First, plaintiffs claim that the federal government has no legitimate reason to impose such disproportionate burdens on married same-sex couples. Obama's Department of Justice (DoJ) acknowledges that the law discriminates and seeks its repeal. But DoJ defends it as a reasonable means to keep "the federal status quo while preserving the ability of states to grant marriage rights to same-sex couples." Second, plaintiffs claim that the federal government has intruded upon the exclusive authority of states to define marriages, while DoJ argues that DOMA leaves it up to each state to determine who may marry.
Almost as an afterthought, Egelko references another case [Commonwealth of Massachusetts v. U.S. Dept. Health and Human Services, Case No. 1:09-cv-11156-JLT (U.S.Dist.Ct., D. Mass.)], in which the state "says it is being forced by federal law to become an accomplice to discrimination," contrary to its own marriage-equality law.

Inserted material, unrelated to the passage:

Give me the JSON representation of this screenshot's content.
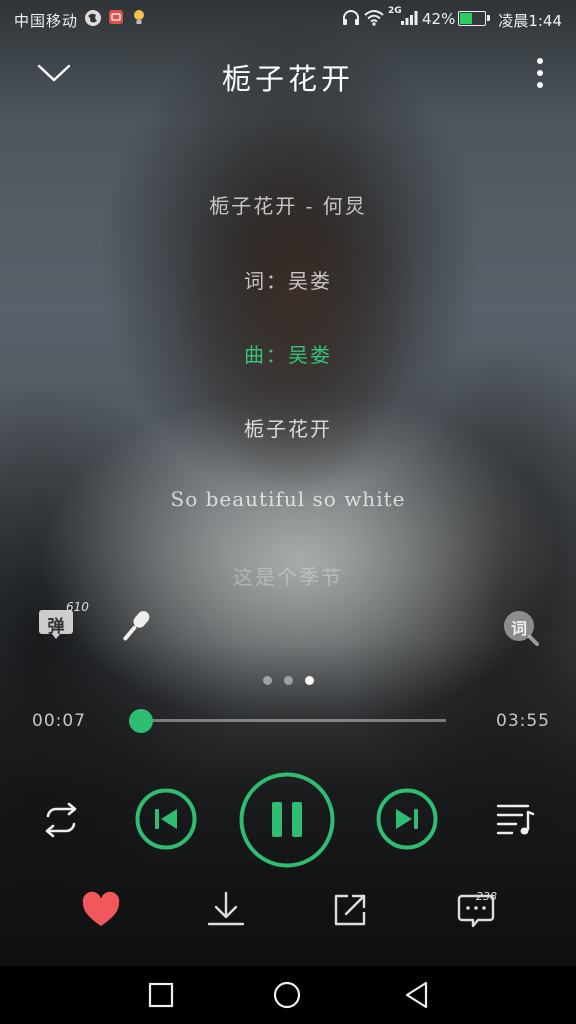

Egelko relies on law professor Calvin Massey to address another question. This is whether discrimination based on sexual orientation warrants the strictest standard of constitutional review, and, if so, whether it can be justified under that standard:
Except for laws that discriminate based on such categories as race, sex or religion, Massey noted, the [U.S. Supreme C]ourt has allowed Congress to treat groups differently as long as lawmakers had a conceivable legitimate reason to do so. He said the government's argument in this case would probably pass that test. But Massey said the Supreme Court has indicated that it will take a closer look at laws aimed against homosexuals, in its 1996 ruling [Romers v. Evans, 517 U.S. 620 (1996)] overturning a Colorado law that prohibited cities and counties from adopting gay rights measures and a 2003 decision [Lawrence v. Texas, 539 U.S. 558 (2003)] striking down anti-sodomy laws. If the high court takes up the Massachusetts case, he said, "my prediction is that (the administration's) justification will be treated with some skepticism."